When a machine not on subnetB tries to talk to IPaddrB, things start the same. The subnetB gateway sends the packets to NICB, the linux box decides how to respond, and a response is sent out. However, the response goes out on NICA but with the IPaddrB source address. If the machine trying to be reached is on subnetA, the packets seem to get to the destination and no one complains. But if the packets are for another subnet, the router drops the packets because the source address is illegal for subnetA (as it is IPaddrB which is a subnetB address).

Hack to fix it: In the rc.local file, use the /sbin/ip command to set up a somewhat more complicated routing scenario with a separate routing table for each subnet. For each subnet, the routing table simply goes out through the NIC if local, or through the NIC to the appropriate gateway if non-local. Then hook these tables into the routing rule based on the source IP address.

For example, if the two subnets are 172.70.12.0/23 and 172.80.2423 on and , respectively, with 172.70.12.1 and 172.80.24.1 as the gateways you can do something like

#!/bin/bash

#Set up the first subnet's routing table (we'll name it 70)  
/sbin/ip route flush table 70  
/sbin/ip route add table 70 to 172.70.12.0/23 dev eth0  
/sbin/ip route add table 70 to default via 172.70.12.1 dev eth0

#Set up the second subnet's routing table (we'll call it 80)  
/sbin/ip route flush table 80  
/sbin/ip route add table 80 to 172.80.24.0/23 dev eth1  
/sbin/ip route add table 80 to default via 172.80.24.1 dev eth1

#Create the rules to choose what table to use. Choose based on source IP  
#We need to give the rules different priorities; for convenience name priority  
#after the table  
/sbin/ip rule add from 172.70.12.0/23 table 70 priority 70  
/sbin/ip rule add from 172.80.24.0/23 table 80 priority 80

#Flush the cache to make effective  
/sbin/ip route flush cache

Physics typically puts this into a file called rc.linux-dual-net-route-hack in the sysconfig tree and calls this script from /etc/rc.local. This seems to work fine, as the primary interface works properly even without the hack, and that is the interface used to communicate with AFS, KDC, etc. servers, so machine seems to boot OK. The extra bit of network connectivity gained by the other NIC can wait until the rc.machine script gets run.
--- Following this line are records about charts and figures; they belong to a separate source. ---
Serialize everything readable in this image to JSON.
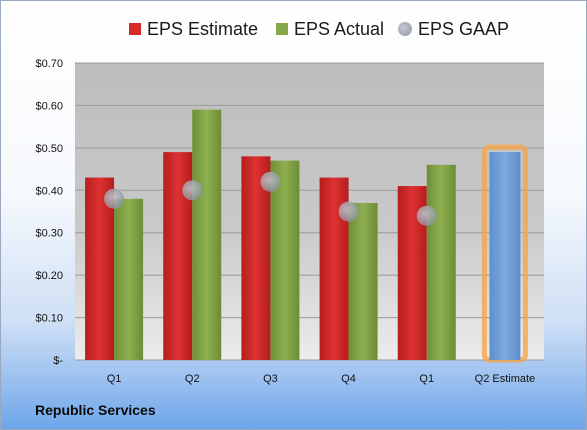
{
  "company": "Republic Services",
  "colors": {
    "estimate": "#d42a2a",
    "actual": "#86a84a",
    "gaap": "#a6adba",
    "q2_estimate": "#6f9fd8",
    "q2_estimate_glow": "#f5a64a"
  },
  "chart_data": {
    "type": "bar",
    "categories": [
      "Q1",
      "Q2",
      "Q3",
      "Q4",
      "Q1",
      "Q2 Estimate"
    ],
    "series": [
      {
        "name": "EPS Estimate",
        "values": [
          0.43,
          0.49,
          0.48,
          0.43,
          0.41,
          null
        ]
      },
      {
        "name": "EPS Actual",
        "values": [
          0.38,
          0.59,
          0.47,
          0.37,
          0.46,
          0.49
        ]
      },
      {
        "name": "EPS GAAP",
        "values": [
          0.38,
          0.4,
          0.42,
          0.35,
          0.34,
          null
        ]
      }
    ],
    "y_ticks": [
      "$-",
      "$0.10",
      "$0.20",
      "$0.30",
      "$0.40",
      "$0.50",
      "$0.60",
      "$0.70"
    ],
    "ylim": [
      0,
      0.7
    ],
    "grid": true,
    "legend_position": "top"
  }
}
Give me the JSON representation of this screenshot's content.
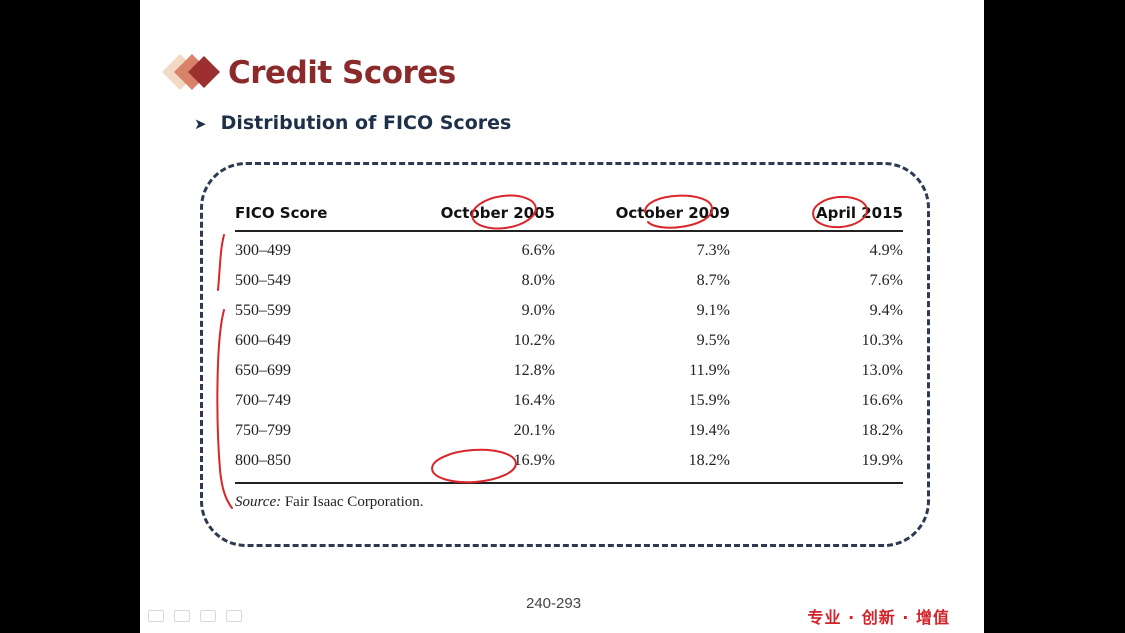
{
  "slide": {
    "title": "Credit Scores",
    "bullet": "Distribution of FICO Scores",
    "page_number": "240-293",
    "slogan": "专业 · 创新 · 增值"
  },
  "colors": {
    "title": "#8b2a2a",
    "bullet": "#1e3048",
    "annotation": "#d8262a",
    "frame": "#2e3a52",
    "slogan": "#d2232a"
  },
  "icons": {
    "bullet_marker": "arrowhead-bullet-icon",
    "logo": "diamond-logo-icon",
    "nav": [
      "nav-prev-icon",
      "nav-pen-icon",
      "nav-menu-icon",
      "nav-next-icon"
    ]
  },
  "table": {
    "headers": [
      "FICO Score",
      "October 2005",
      "October 2009",
      "April 2015"
    ],
    "rows": [
      [
        "300–499",
        "6.6%",
        "7.3%",
        "4.9%"
      ],
      [
        "500–549",
        "8.0%",
        "8.7%",
        "7.6%"
      ],
      [
        "550–599",
        "9.0%",
        "9.1%",
        "9.4%"
      ],
      [
        "600–649",
        "10.2%",
        "9.5%",
        "10.3%"
      ],
      [
        "650–699",
        "12.8%",
        "11.9%",
        "13.0%"
      ],
      [
        "700–749",
        "16.4%",
        "15.9%",
        "16.6%"
      ],
      [
        "750–799",
        "20.1%",
        "19.4%",
        "18.2%"
      ],
      [
        "800–850",
        "16.9%",
        "18.2%",
        "19.9%"
      ]
    ],
    "source_label": "Source:",
    "source_text": " Fair Isaac Corporation."
  }
}
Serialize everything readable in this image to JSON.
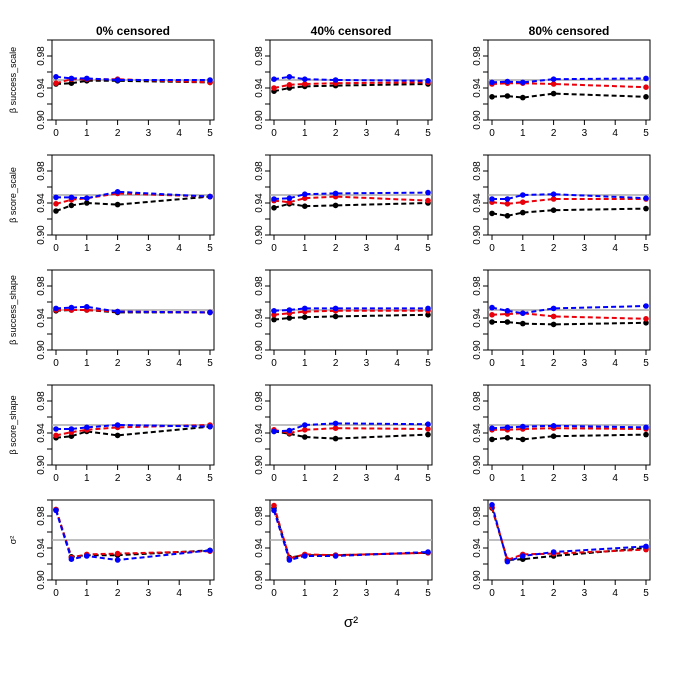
{
  "chart_data": {
    "type": "line",
    "title": "",
    "column_titles": [
      "0% censored",
      "40% censored",
      "80% censored"
    ],
    "row_labels": [
      "β success_scale",
      "β score_scale",
      "β success_shape",
      "β score_shape",
      "σ²"
    ],
    "xlabel": "σ²",
    "x": [
      0,
      0.5,
      1,
      2,
      5
    ],
    "xticks": [
      "0",
      "1",
      "2",
      "3",
      "4",
      "5"
    ],
    "xlim": [
      0,
      5
    ],
    "yticks": [
      "0.90",
      "0.94",
      "0.98"
    ],
    "ylim": [
      0.9,
      1.0
    ],
    "reference_line": {
      "y": 0.95,
      "color": "#aaaaaa"
    },
    "series_colors": {
      "black": "#000000",
      "red": "#e8000b",
      "blue": "#0000ff"
    },
    "panels": [
      [
        {
          "series": [
            {
              "name": "black",
              "values": [
                0.945,
                0.946,
                0.949,
                0.949,
                0.947
              ]
            },
            {
              "name": "red",
              "values": [
                0.946,
                0.951,
                0.951,
                0.951,
                0.947
              ]
            },
            {
              "name": "blue",
              "values": [
                0.954,
                0.952,
                0.952,
                0.95,
                0.95
              ]
            }
          ]
        },
        {
          "series": [
            {
              "name": "black",
              "values": [
                0.936,
                0.94,
                0.942,
                0.943,
                0.945
              ]
            },
            {
              "name": "red",
              "values": [
                0.94,
                0.944,
                0.945,
                0.946,
                0.947
              ]
            },
            {
              "name": "blue",
              "values": [
                0.951,
                0.954,
                0.951,
                0.95,
                0.949
              ]
            }
          ]
        },
        {
          "series": [
            {
              "name": "black",
              "values": [
                0.929,
                0.93,
                0.928,
                0.933,
                0.929
              ]
            },
            {
              "name": "red",
              "values": [
                0.945,
                0.946,
                0.946,
                0.945,
                0.941
              ]
            },
            {
              "name": "blue",
              "values": [
                0.947,
                0.948,
                0.947,
                0.951,
                0.952
              ]
            }
          ]
        }
      ],
      [
        {
          "series": [
            {
              "name": "black",
              "values": [
                0.93,
                0.937,
                0.94,
                0.938,
                0.948
              ]
            },
            {
              "name": "red",
              "values": [
                0.939,
                0.944,
                0.946,
                0.952,
                0.948
              ]
            },
            {
              "name": "blue",
              "values": [
                0.947,
                0.947,
                0.946,
                0.954,
                0.948
              ]
            }
          ]
        },
        {
          "series": [
            {
              "name": "black",
              "values": [
                0.934,
                0.939,
                0.936,
                0.937,
                0.94
              ]
            },
            {
              "name": "red",
              "values": [
                0.943,
                0.941,
                0.946,
                0.948,
                0.943
              ]
            },
            {
              "name": "blue",
              "values": [
                0.945,
                0.946,
                0.951,
                0.952,
                0.953
              ]
            }
          ]
        },
        {
          "series": [
            {
              "name": "black",
              "values": [
                0.927,
                0.924,
                0.928,
                0.931,
                0.933
              ]
            },
            {
              "name": "red",
              "values": [
                0.941,
                0.939,
                0.941,
                0.945,
                0.945
              ]
            },
            {
              "name": "blue",
              "values": [
                0.945,
                0.945,
                0.95,
                0.951,
                0.946
              ]
            }
          ]
        }
      ],
      [
        {
          "series": [
            {
              "name": "black",
              "values": [
                0.949,
                0.95,
                0.95,
                0.947,
                0.947
              ]
            },
            {
              "name": "red",
              "values": [
                0.95,
                0.95,
                0.95,
                0.948,
                0.947
              ]
            },
            {
              "name": "blue",
              "values": [
                0.952,
                0.953,
                0.954,
                0.948,
                0.947
              ]
            }
          ]
        },
        {
          "series": [
            {
              "name": "black",
              "values": [
                0.938,
                0.94,
                0.941,
                0.942,
                0.944
              ]
            },
            {
              "name": "red",
              "values": [
                0.944,
                0.946,
                0.948,
                0.949,
                0.949
              ]
            },
            {
              "name": "blue",
              "values": [
                0.949,
                0.95,
                0.952,
                0.952,
                0.952
              ]
            }
          ]
        },
        {
          "series": [
            {
              "name": "black",
              "values": [
                0.935,
                0.935,
                0.933,
                0.932,
                0.934
              ]
            },
            {
              "name": "red",
              "values": [
                0.944,
                0.945,
                0.946,
                0.942,
                0.939
              ]
            },
            {
              "name": "blue",
              "values": [
                0.953,
                0.949,
                0.946,
                0.952,
                0.955
              ]
            }
          ]
        }
      ],
      [
        {
          "series": [
            {
              "name": "black",
              "values": [
                0.934,
                0.936,
                0.942,
                0.937,
                0.948
              ]
            },
            {
              "name": "red",
              "values": [
                0.937,
                0.941,
                0.944,
                0.947,
                0.95
              ]
            },
            {
              "name": "blue",
              "values": [
                0.945,
                0.945,
                0.947,
                0.95,
                0.948
              ]
            }
          ]
        },
        {
          "series": [
            {
              "name": "black",
              "values": [
                0.942,
                0.939,
                0.935,
                0.933,
                0.938
              ]
            },
            {
              "name": "red",
              "values": [
                0.944,
                0.94,
                0.944,
                0.946,
                0.945
              ]
            },
            {
              "name": "blue",
              "values": [
                0.942,
                0.943,
                0.95,
                0.952,
                0.951
              ]
            }
          ]
        },
        {
          "series": [
            {
              "name": "black",
              "values": [
                0.932,
                0.934,
                0.932,
                0.936,
                0.938
              ]
            },
            {
              "name": "red",
              "values": [
                0.944,
                0.944,
                0.945,
                0.946,
                0.945
              ]
            },
            {
              "name": "blue",
              "values": [
                0.946,
                0.947,
                0.948,
                0.949,
                0.947
              ]
            }
          ]
        }
      ],
      [
        {
          "series": [
            {
              "name": "black",
              "values": [
                0.988,
                0.929,
                0.931,
                0.931,
                0.937
              ]
            },
            {
              "name": "red",
              "values": [
                0.988,
                0.928,
                0.932,
                0.933,
                0.936
              ]
            },
            {
              "name": "blue",
              "values": [
                0.987,
                0.926,
                0.93,
                0.925,
                0.937
              ]
            }
          ]
        },
        {
          "series": [
            {
              "name": "black",
              "values": [
                0.99,
                0.928,
                0.931,
                0.931,
                0.934
              ]
            },
            {
              "name": "red",
              "values": [
                0.993,
                0.927,
                0.932,
                0.931,
                0.934
              ]
            },
            {
              "name": "blue",
              "values": [
                0.987,
                0.925,
                0.93,
                0.93,
                0.935
              ]
            }
          ]
        },
        {
          "series": [
            {
              "name": "black",
              "values": [
                0.99,
                0.925,
                0.926,
                0.93,
                0.94
              ]
            },
            {
              "name": "red",
              "values": [
                0.991,
                0.925,
                0.932,
                0.933,
                0.938
              ]
            },
            {
              "name": "blue",
              "values": [
                0.994,
                0.923,
                0.93,
                0.935,
                0.942
              ]
            }
          ]
        }
      ]
    ]
  }
}
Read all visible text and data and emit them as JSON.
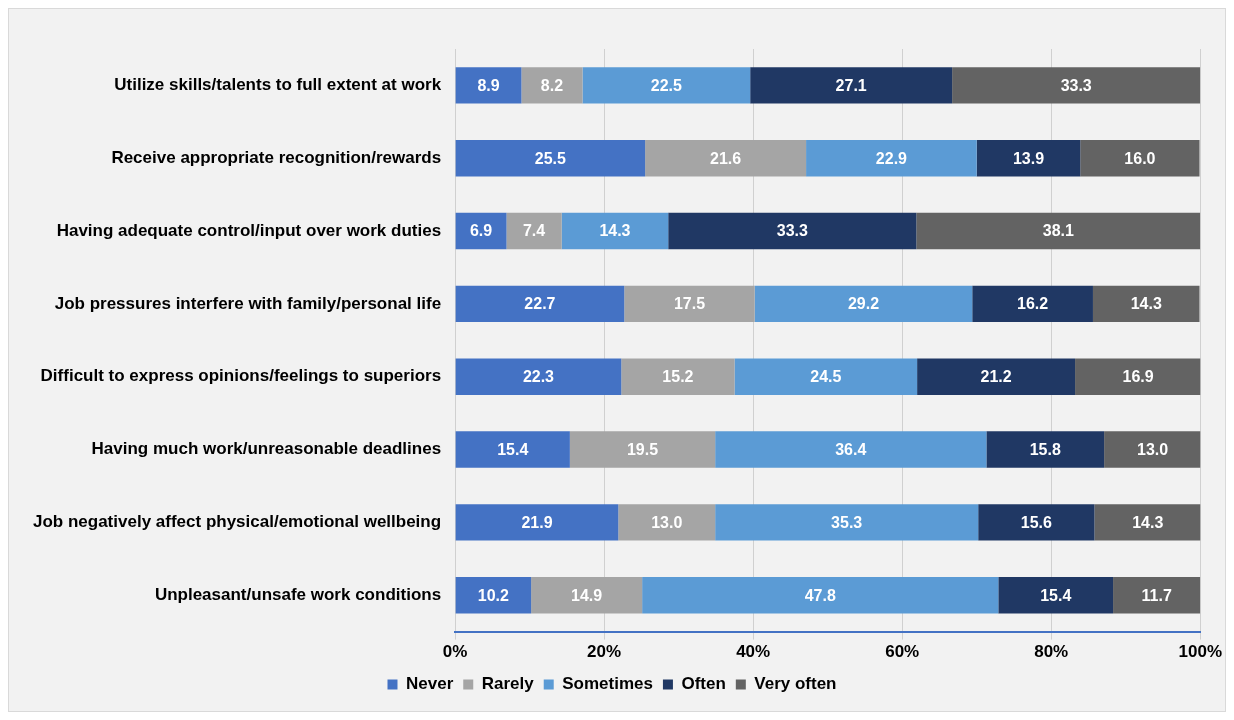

NOTE: The above is taken completely from http://www.physics.umd.edu/rgroups/pnce/pcs-docs/Glue/linux-route-hack.html#dual-subnets with small fixes for typos and for use on CentOS 4.x and RHEL 4.x.

I would like to further mention that while this resolves the problem of needing two default gateways, one for each NIC, for devices accessing these IP addresses from the outside it does not mention accessing the internet from the linux box that the above commands were issued on.

I would recommend choosing which NIC/Network you wish to use as your default internet connection. Then by using the NIC init script in /etc/sysconfig/network-scripts you would configure the default gateway with the GATEWAY statment in the respective ifcfg- script. If the GATEWAY statement is configured in all or some of the ifcfg scripts, the last one activated will be the default gateway that is used.